Close to 700 people from the business community gathered November 5 to hear Desjardins Group president and CEO Guy Cormier speak at a Chamber lunchtime conference. Mr. Cormier discussed the issue of data governance and shared his thinking on the economic situation. He took an optimistic view of the ability of the Quebec and Canadian economies to deal with the risks of a slowdown on the international scene. Here is a look back at the three main themes of Guy Cormier’s speech before the Chamber. 

Data security: everyone’s concern

After taking stock of the situation affecting Desjardins, Guy Cormier presented new measures the cooperative has taken to reinforce member protection. He noted the enhancement of the protection program for members, who can track information on the AccèsD platform and benefit from risk detection measures and alerts.  

Using his organization as a specific case, he held that Desjardins’ situation demonstrates the importance for businesses to be proactive in protecting the personal data of clients, employees and partners, particularly given the advances in 5G, the Internet of things and artificial intelligence. “Data will be the most strategic resource in tomorrow’s economy,” he said.

He added that Desjardins has put together a group of experts whose mandate is to formulate best practices in data protection and innovation. Desjardins will release an in-depth report about data governance in the first quarter of 2020. This report will offer information and tools on this important issue for three target groups: consumers, businesses and governments.

A dynamic economy, but one that needs to be ready for the risk of a slowdown

Mr. Cormier sent a clear message that Montréal is the Canadian city with the strongest economic growth: “Right now I am addressing the most dynamic business community in the country.” He explained that sector diversity, investor confidence, healthy public finances and the vitality of the real estate sector enable Montréal to distinguish itself.

However, he added that clouds are forming, and the global slowdown is casting a shadow over the economic situation. As a result, the Trudeau government faces a number of challenges:

  • Ensuring the stability of a minority government in a highly uncertain global context;
  • Rallying companies around the decarbonization of the economy and facilitating the energy transition;
  • Controlling public finances and accelerating investment in infrastructure and information technology.

Stand out by increasing investment in Quebec

To prepare for a possible slowdown, the Desjardins strategy is to invest more in Quebec businesses.

Desjardins plans to triple the number of partner businesses and double its investment capital in the next four years.
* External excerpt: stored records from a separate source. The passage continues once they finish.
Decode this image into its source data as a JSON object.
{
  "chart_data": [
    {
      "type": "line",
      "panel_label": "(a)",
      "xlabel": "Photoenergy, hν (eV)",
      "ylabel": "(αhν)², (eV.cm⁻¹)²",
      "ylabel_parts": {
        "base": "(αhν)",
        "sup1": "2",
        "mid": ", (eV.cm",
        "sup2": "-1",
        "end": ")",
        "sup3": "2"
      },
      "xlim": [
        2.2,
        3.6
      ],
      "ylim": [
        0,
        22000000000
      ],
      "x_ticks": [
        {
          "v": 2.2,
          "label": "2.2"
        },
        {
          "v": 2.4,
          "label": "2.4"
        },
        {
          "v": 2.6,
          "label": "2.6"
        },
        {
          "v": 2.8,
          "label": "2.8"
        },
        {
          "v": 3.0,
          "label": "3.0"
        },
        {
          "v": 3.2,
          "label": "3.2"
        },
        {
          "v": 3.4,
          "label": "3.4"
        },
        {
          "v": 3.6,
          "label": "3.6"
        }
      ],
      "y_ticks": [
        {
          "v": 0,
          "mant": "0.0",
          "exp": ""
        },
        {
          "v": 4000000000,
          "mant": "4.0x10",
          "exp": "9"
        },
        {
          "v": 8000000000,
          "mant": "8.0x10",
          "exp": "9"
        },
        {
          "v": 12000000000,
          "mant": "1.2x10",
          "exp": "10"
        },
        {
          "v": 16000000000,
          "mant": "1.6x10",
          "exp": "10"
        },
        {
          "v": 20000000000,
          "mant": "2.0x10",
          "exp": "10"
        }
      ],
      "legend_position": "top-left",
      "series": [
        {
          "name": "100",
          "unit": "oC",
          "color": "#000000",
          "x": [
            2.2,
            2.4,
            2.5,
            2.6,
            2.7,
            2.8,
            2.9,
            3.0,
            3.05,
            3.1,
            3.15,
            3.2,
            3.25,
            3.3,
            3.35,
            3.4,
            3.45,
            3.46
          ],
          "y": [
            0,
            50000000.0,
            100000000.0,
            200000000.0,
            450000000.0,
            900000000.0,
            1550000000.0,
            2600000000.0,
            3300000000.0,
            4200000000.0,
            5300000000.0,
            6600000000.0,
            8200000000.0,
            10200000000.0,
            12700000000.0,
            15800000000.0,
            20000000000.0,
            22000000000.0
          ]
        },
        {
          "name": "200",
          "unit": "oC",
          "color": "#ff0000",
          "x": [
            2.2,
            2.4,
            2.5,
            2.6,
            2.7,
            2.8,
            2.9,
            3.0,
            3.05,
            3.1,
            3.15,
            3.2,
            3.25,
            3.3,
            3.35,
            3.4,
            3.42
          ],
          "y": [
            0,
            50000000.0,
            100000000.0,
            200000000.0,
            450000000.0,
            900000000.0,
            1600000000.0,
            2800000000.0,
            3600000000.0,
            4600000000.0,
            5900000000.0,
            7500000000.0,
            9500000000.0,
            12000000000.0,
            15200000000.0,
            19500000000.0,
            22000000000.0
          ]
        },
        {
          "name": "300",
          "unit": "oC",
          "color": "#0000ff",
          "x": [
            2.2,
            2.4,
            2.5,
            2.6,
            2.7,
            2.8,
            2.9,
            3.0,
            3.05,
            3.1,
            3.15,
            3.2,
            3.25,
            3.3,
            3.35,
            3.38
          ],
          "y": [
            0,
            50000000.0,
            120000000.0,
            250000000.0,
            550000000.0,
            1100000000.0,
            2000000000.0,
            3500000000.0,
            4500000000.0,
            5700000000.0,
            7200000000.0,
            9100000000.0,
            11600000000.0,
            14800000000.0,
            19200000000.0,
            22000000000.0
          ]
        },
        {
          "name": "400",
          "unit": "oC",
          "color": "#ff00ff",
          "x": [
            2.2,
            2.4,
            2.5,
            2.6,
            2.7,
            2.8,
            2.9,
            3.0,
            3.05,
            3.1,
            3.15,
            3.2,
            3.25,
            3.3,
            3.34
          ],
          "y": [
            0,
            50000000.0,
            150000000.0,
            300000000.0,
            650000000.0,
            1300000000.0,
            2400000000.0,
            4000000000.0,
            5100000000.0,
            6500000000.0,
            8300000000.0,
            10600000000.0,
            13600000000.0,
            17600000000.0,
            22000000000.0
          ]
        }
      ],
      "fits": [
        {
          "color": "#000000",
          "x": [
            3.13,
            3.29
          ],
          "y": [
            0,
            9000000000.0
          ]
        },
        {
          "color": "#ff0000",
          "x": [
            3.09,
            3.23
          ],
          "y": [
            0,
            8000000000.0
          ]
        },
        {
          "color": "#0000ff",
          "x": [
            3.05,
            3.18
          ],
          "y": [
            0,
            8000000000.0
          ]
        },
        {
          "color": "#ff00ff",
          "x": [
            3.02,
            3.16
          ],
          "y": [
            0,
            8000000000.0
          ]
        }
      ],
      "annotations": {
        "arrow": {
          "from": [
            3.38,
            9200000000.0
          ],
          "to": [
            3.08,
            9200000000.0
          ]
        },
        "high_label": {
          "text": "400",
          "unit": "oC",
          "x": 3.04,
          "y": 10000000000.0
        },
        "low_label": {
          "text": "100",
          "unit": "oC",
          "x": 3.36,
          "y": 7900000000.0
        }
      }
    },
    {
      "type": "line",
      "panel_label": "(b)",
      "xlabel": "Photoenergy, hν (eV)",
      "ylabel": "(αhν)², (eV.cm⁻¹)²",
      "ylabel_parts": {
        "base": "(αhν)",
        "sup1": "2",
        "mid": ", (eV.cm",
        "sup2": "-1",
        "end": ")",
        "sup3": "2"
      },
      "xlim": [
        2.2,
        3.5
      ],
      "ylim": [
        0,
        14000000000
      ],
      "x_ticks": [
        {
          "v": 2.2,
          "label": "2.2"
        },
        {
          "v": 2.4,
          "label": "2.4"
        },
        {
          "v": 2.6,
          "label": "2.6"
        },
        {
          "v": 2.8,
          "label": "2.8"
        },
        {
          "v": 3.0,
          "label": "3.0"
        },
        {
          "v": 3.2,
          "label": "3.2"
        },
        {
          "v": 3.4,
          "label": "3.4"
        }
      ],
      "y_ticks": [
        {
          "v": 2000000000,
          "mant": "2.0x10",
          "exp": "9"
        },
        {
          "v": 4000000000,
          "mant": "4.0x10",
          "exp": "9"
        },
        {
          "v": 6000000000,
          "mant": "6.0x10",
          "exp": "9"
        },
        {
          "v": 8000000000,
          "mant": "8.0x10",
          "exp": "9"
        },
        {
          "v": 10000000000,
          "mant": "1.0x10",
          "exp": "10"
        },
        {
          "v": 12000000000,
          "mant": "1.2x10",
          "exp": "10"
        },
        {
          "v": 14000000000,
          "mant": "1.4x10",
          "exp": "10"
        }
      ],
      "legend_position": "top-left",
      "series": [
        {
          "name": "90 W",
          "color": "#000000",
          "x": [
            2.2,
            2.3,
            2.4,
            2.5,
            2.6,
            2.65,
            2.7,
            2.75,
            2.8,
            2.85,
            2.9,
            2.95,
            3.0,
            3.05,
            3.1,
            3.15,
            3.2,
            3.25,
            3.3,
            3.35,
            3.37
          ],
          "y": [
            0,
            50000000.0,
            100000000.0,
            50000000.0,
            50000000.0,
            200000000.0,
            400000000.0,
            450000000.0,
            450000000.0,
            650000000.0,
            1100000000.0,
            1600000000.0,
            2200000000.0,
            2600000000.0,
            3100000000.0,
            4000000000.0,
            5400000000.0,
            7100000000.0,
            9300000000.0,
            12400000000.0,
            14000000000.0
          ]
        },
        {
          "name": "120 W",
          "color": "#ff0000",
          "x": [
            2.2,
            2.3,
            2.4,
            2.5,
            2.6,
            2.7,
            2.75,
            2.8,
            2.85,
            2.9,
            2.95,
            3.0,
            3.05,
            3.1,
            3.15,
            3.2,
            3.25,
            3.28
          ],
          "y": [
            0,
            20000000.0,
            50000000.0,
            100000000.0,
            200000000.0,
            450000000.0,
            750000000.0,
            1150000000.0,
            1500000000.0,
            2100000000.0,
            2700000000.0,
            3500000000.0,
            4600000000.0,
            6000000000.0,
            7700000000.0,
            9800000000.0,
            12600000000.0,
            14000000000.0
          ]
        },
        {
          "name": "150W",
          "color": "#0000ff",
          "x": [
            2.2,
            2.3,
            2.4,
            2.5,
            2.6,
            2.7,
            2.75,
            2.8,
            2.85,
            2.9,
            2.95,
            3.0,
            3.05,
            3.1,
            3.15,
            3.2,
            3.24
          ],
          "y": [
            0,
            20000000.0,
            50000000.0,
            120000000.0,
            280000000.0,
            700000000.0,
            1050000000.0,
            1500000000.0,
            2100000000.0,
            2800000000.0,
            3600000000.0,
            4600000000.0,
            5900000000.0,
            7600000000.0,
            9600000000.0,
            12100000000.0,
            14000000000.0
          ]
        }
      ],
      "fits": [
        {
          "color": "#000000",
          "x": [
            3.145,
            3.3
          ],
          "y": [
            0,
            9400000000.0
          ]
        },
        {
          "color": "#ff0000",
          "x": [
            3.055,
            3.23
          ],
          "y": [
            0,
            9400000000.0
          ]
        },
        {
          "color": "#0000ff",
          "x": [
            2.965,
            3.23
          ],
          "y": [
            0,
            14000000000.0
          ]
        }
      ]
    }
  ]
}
These investments reflect the institution’s intention to support the productivity, internationalization and digital shift of Quebec businesses. 

He pointed out that a trans-Atlantic fund to enable local companies to strike out internationally was recently introduced by Desjardins, as was Luge Capital, a new fund for fintech and artificial intelligence in the financial services sector.

Mr. Cormier concluded by asserting that true leaders are those who turn challenges into opportunities, and it is up to Montréal and Quebec to lay the groundwork for the challenges on the horizon.